<148>「きょう捜査員が来ましたよ」和歌山県議・尾崎太郎氏からの連絡
「ドン・ファン事件の動きがないなあ。犯人は逮捕されるの?」
過払い金事案の調整や野崎幸助さんの遺言のウソへの対抗策が一通り固まった2019年の夏すぎになると、このように知人たちから聞かれることが少なくなかった。
私としては事件そのものよりも、それ以外の動きが多すぎて、いちいち説明するのも面倒だったが、同年の秋すぎになって、ドン・ファン殺害犯逮捕のXデーに備えるために今まで書いていなかった事実を書き始めた。
「いつでも出せるように早く書かないとダメですよ」
いつもと変わらない丁寧な口調のドン・ファンが夢に出てくるようになったからでもある。

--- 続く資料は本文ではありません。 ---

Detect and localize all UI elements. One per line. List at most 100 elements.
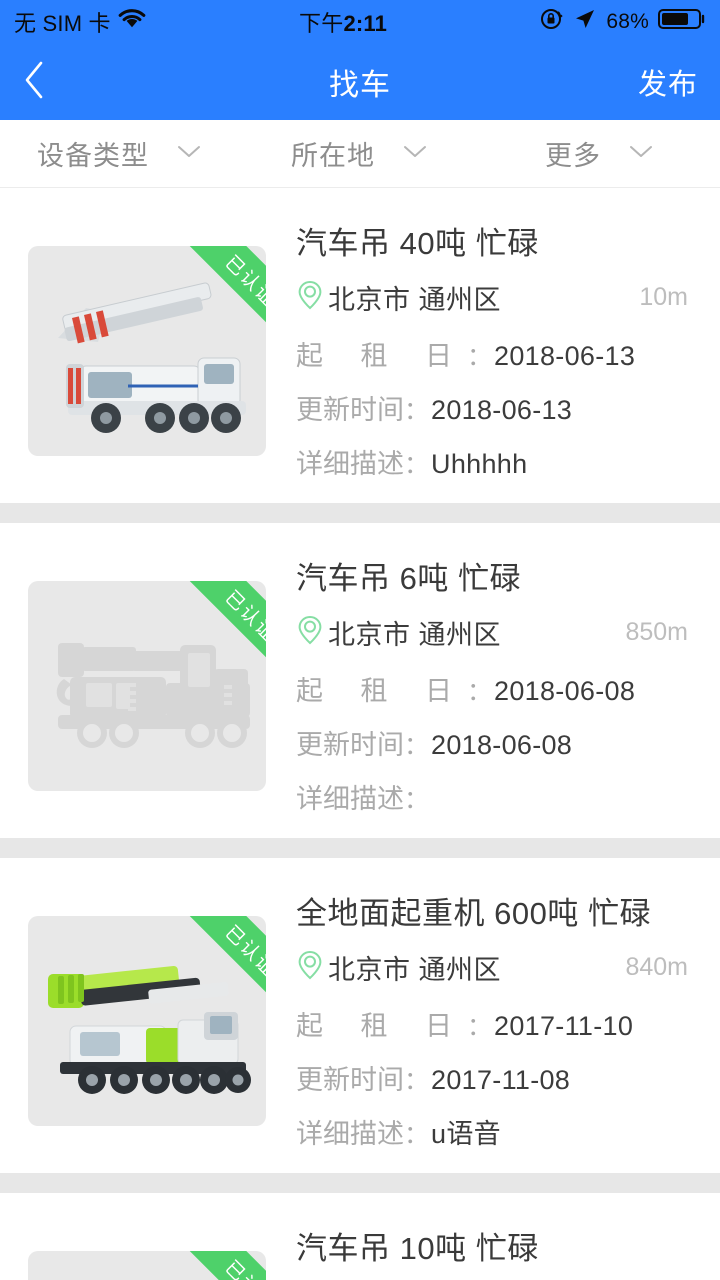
item-location: 北京市 通州区 — [328, 955, 502, 985]
item-description-row: 详细描述 ： u语音 — [296, 1112, 698, 1151]
update-time-label: 更新时间 — [296, 730, 404, 760]
item-info: 汽车吊 6吨 忙碌 北京市 通州区 850m 起 租 日 ： 2018-06-0… — [266, 549, 698, 816]
truck-crane-placeholder-icon — [56, 643, 250, 748]
list-item[interactable]: 已认证 全地面起重机 600吨 忙碌 北京市 通州区 840m 起 租 日 ： … — [0, 858, 720, 1173]
item-title: 汽车吊 10吨 忙碌 — [296, 1231, 539, 1266]
map-pin-icon — [296, 279, 324, 316]
filter-location-label: 所在地 — [291, 141, 375, 171]
list-divider — [0, 503, 720, 523]
item-location-row: 北京市 通州区 840m — [296, 948, 698, 987]
item-start-date-row: 起 租 日 ： 2018-06-08 — [296, 669, 698, 708]
battery-icon — [658, 7, 706, 37]
item-start-date: 2018-06-08 — [494, 676, 636, 706]
meta-separator: ： — [467, 343, 493, 371]
meta-separator: ： — [404, 1121, 430, 1149]
page-title: 找车 — [329, 69, 391, 102]
filter-equipment-type[interactable]: 设备类型 — [0, 120, 240, 187]
list-item[interactable]: 已认证 汽车吊 40吨 忙碌 北京市 通州区 10m 起 租 日 ： 2018-… — [0, 188, 720, 503]
filter-more[interactable]: 更多 — [480, 120, 720, 187]
item-title: 汽车吊 40吨 忙碌 — [296, 226, 539, 261]
map-pin-icon — [296, 614, 324, 651]
description-label: 详细描述 — [296, 449, 404, 479]
list-item[interactable]: 已认证 汽车吊 10吨 忙碌 北京市 通州区 — [0, 1193, 720, 1280]
item-description: Uhhhhh — [431, 449, 528, 479]
start-date-label: 起 租 日 — [296, 676, 468, 706]
item-start-date: 2018-06-13 — [494, 341, 636, 371]
item-distance: 850m — [625, 618, 688, 646]
item-location: 北京市 通州区 — [328, 620, 502, 650]
item-update-time: 2018-06-08 — [431, 730, 573, 760]
meta-separator: ： — [467, 678, 493, 706]
filter-bar: 设备类型 所在地 更多 — [0, 120, 720, 188]
filter-more-label: 更多 — [545, 141, 601, 171]
item-start-date-row: 起 租 日 ： 2017-11-10 — [296, 1004, 698, 1043]
carrier-label: 无 SIM 卡 — [14, 11, 111, 36]
item-update-time-row: 更新时间 ： 2017-11-08 — [296, 1058, 698, 1097]
nav-bar: 找车 发布 — [0, 44, 720, 120]
list-item[interactable]: 已认证 汽车吊 6吨 忙碌 北京市 通州区 850m 起 租 日 ： 2018-… — [0, 523, 720, 838]
item-description-row: 详细描述 ： Uhhhhh — [296, 442, 698, 481]
truck-crane-photo-icon — [28, 1251, 266, 1280]
chevron-down-icon — [627, 142, 655, 165]
item-description: u语音 — [431, 1119, 501, 1149]
filter-equipment-type-label: 设备类型 — [37, 141, 149, 171]
start-date-label: 起 租 日 — [296, 1011, 468, 1041]
description-label: 详细描述 — [296, 1119, 404, 1149]
item-distance: 840m — [625, 953, 688, 981]
publish-button[interactable]: 发布 — [638, 61, 698, 103]
item-thumbnail[interactable]: 已认证 — [28, 916, 266, 1126]
wifi-icon — [118, 8, 146, 36]
meta-separator: ： — [404, 451, 430, 479]
item-info: 汽车吊 40吨 忙碌 北京市 通州区 10m 起 租 日 ： 2018-06-1… — [266, 214, 698, 481]
status-bar: 无 SIM 卡 下午2:11 68% — [0, 0, 720, 44]
location-arrow-icon — [573, 7, 597, 37]
meta-separator: ： — [404, 397, 430, 425]
rotation-lock-icon — [540, 7, 564, 37]
chevron-down-icon — [401, 142, 429, 165]
item-title: 全地面起重机 600吨 忙碌 — [296, 896, 651, 931]
item-location-row: 北京市 通州区 10m — [296, 278, 698, 317]
meta-separator: ： — [404, 786, 430, 814]
description-label: 详细描述 — [296, 784, 404, 814]
filter-location[interactable]: 所在地 — [240, 120, 480, 187]
list-divider — [0, 1173, 720, 1193]
equipment-list: 已认证 汽车吊 40吨 忙碌 北京市 通州区 10m 起 租 日 ： 2018-… — [0, 188, 720, 1280]
clock-prefix: 下午 — [299, 11, 344, 36]
item-distance: 10m — [639, 283, 688, 311]
item-info: 全地面起重机 600吨 忙碌 北京市 通州区 840m 起 租 日 ： 2017… — [266, 884, 698, 1151]
status-bar-left: 无 SIM 卡 — [14, 6, 146, 38]
item-title: 汽车吊 6吨 忙碌 — [296, 561, 521, 596]
item-info: 汽车吊 10吨 忙碌 北京市 通州区 — [266, 1219, 698, 1280]
map-pin-icon — [296, 949, 324, 986]
item-update-time: 2017-11-08 — [431, 1065, 571, 1095]
meta-separator: ： — [467, 1013, 493, 1041]
item-thumbnail[interactable]: 已认证 — [28, 246, 266, 456]
item-update-time: 2018-06-13 — [431, 395, 573, 425]
app-screen: 无 SIM 卡 下午2:11 68% 找车 发布 设备类型 所在地 更多 已认证… — [0, 0, 720, 1280]
status-bar-center: 下午2:11 — [146, 6, 541, 38]
update-time-label: 更新时间 — [296, 395, 404, 425]
item-update-time-row: 更新时间 ： 2018-06-08 — [296, 723, 698, 762]
item-location-row: 北京市 通州区 850m — [296, 613, 698, 652]
clock-time: 2:11 — [343, 11, 388, 36]
truck-crane-photo-icon — [58, 282, 246, 433]
item-start-date: 2017-11-10 — [494, 1011, 634, 1041]
item-thumbnail[interactable]: 已认证 — [28, 581, 266, 791]
chevron-down-icon — [175, 142, 203, 165]
status-bar-clock: 下午2:11 — [299, 6, 387, 38]
start-date-label: 起 租 日 — [296, 341, 468, 371]
item-description-row: 详细描述 ： — [296, 777, 698, 816]
item-thumbnail[interactable]: 已认证 — [28, 1251, 266, 1280]
chevron-left-icon — [22, 59, 48, 106]
item-start-date-row: 起 租 日 ： 2018-06-13 — [296, 334, 698, 373]
battery-percent-label: 68% — [606, 10, 649, 33]
update-time-label: 更新时间 — [296, 1065, 404, 1095]
back-button[interactable] — [22, 57, 66, 107]
item-update-time-row: 更新时间 ： 2018-06-13 — [296, 388, 698, 427]
all-terrain-crane-photo-icon — [48, 965, 251, 1094]
status-bar-right: 68% — [540, 7, 706, 37]
list-divider — [0, 838, 720, 858]
meta-separator: ： — [404, 732, 430, 760]
meta-separator: ： — [404, 1067, 430, 1095]
item-location: 北京市 通州区 — [328, 285, 502, 315]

私はパソコンに向かって当時のメモを基に原稿を打ち始めた。彼が亡くなる18年5月24日から、いや正確に記すなら18年4月からの事柄がノート1冊に書かれてあり、愛犬イブの死のあたりから詳細な記述が残っている。これをまとめていくのは簡単なことではなく、大晦日も正月も関係なく原稿と格闘していた。やっと一息つけるまで書き終わったのは年が明けた20年1月の最終週のことで、いつXデーがきてもすぐに対応できる態勢が出来上がり、一安心をした。